覺得跑很慢嗎?我們有 GPU 為什麼不用呢??!來看看怎麼用!
device = "cuda" if torch.cuda.is_available() else "cpu"
device # Check if GPU available
# 其實寫 x.to(device) 之外也可以寫 x.cuda()
# 但是前者會自動根據環境決定是否使用 GPU 比較彈性
'cuda'
simpleNN = SimpleNN()
simpleNN.to(device) # 把 model 移到 GPU 計算
optim = torch.optim.Adam(
simpleNN.parameters(), lr=1e-4)
criterion = nn.MSELoss()
EPOCHS = 10
for epoch in range(EPOCHS):
simpleNN.train()
epoch_loss = 0.0
for x, y in tsrdataloader:
y_hat = simpleNN(x.to(device)) # 把 x tensor 移到 GPU 計算
loss = criterion(y.to(device), y_hat) # 把 y tensor 移到 GPU 計算,
## y_hat 因為是從 GPU model input GPU Tensor 出來的
## 所以不用再次 .to(device) 當然要也是沒差啦 =_=|||
optim.zero_grad()
loss.backward()
optim.step()
epoch_loss += loss.item()
average_epoch_loss = epoch_loss / len(tsrdataset)
print(f"Training Epoch {epoch + 1:2d}: Loss = {average_epoch_loss:.4f}")
simpleNN.eval()
vepoch_loss = 0.0
for x, y in vtsrdataloader:
y_hat = simpleNN(x.to(device))
loss = criterion(y.to(device), y_hat)
vepoch_loss += loss.item()
vaverage_epoch_loss = vepoch_loss / len(vtsrdataset)
print(f"Validation Epoch {epoch + 1:2d}: Loss = {vaverage_epoch_loss:.4f}")
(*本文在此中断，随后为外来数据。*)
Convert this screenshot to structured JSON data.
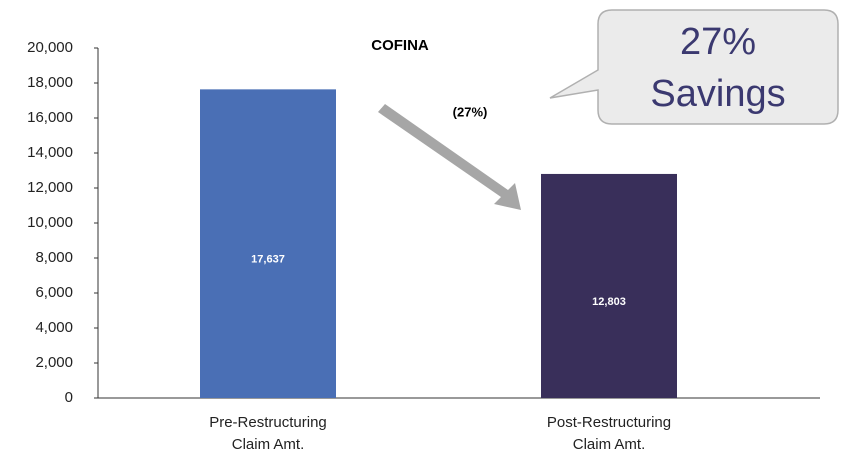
{
  "chart_data": {
    "type": "bar",
    "title": "COFINA",
    "categories": [
      "Pre-Restructuring Claim Amt.",
      "Post-Restructuring Claim Amt."
    ],
    "values": [
      17637,
      12803
    ],
    "value_labels": [
      "17,637",
      "12,803"
    ],
    "colors": [
      "#4a6fb5",
      "#392f5a"
    ],
    "ylim": [
      0,
      20000
    ],
    "yticks": [
      0,
      {
        "value": 2000,
        "label": "2,000"
      },
      {
        "value": 4000,
        "label": "4,000"
      },
      {
        "value": 6000,
        "label": "6,000"
      },
      {
        "value": 8000,
        "label": "8,000"
      },
      {
        "value": 10000,
        "label": "10,000"
      },
      {
        "value": 12000,
        "label": "12,000"
      },
      {
        "value": 14000,
        "label": "14,000"
      },
      {
        "value": 16000,
        "label": "16,000"
      },
      {
        "value": 18000,
        "label": "18,000"
      },
      {
        "value": 20000,
        "label": "20,000"
      }
    ],
    "grid": false,
    "annotations": {
      "change": "(27%)",
      "callout": [
        "27%",
        "Savings"
      ]
    }
  }
}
Training Epoch 1: Loss = 1.2024
Validation Epoch 1: Loss = 1.1204
Training Epoch 2: Loss = 0.9753
Validation Epoch 2: Loss = 0.8663
Training Epoch 3: Loss = 0.7765
Validation Epoch 3: Loss = 0.5975
Training Epoch 4: Loss = 0.6070
Validation Epoch 4: Loss = 0.5318
Training Epoch 5: Loss = 0.4657
Validation Epoch 5: Loss = 0.4495
Training Epoch 6: Loss = 0.3318
Validation Epoch 6: Loss = 0.2707
Training Epoch 7: Loss = 0.2139
Validation Epoch 7: Loss = 0.2161
Training Epoch 8: Loss = 0.1349
Validation Epoch 8: Loss = 0.0770
Training Epoch 9: Loss = 0.0797
Validation Epoch 9: Loss = 0.0439
Training Epoch 10: Loss = 0.0440
Validation Epoch 10: Loss = 0.0437
– Model saving / loading (checkpoints)¶
# Save model
simpleNN.cpu() # 先移回 CPU
torch.save(simpleNN.state_dict(), "randmodel.model")
# Load model
model2 = SimpleNN()
model2.load_state_dict(torch.load("randmodel.model"))
<All keys matched successfully>
# 確認是同一個 model
torch.equal(model2(x), simpleNN(x))
True
4. Testing / Evaluation¶
這裡當然也可以開 GPU,用法相同
simpleNN.eval()
tepoch_loss = 0.0
for x, y in ttsrdataloader:
y_hat = simpleNN(x)
loss = criterion(y, y_hat)
tepoch_loss += loss.item()
taverage_epoch_loss = tepoch_loss / len(ttsrdataset)
print(f"Testing Loss = {taverage_epoch_loss:.4f}")
Testing Loss = 0.0437
5. Result Post-processing¶
1 – Saving files¶
with open("loss.txt", 'w') as f: f.write(str(taverage_epoch_loss))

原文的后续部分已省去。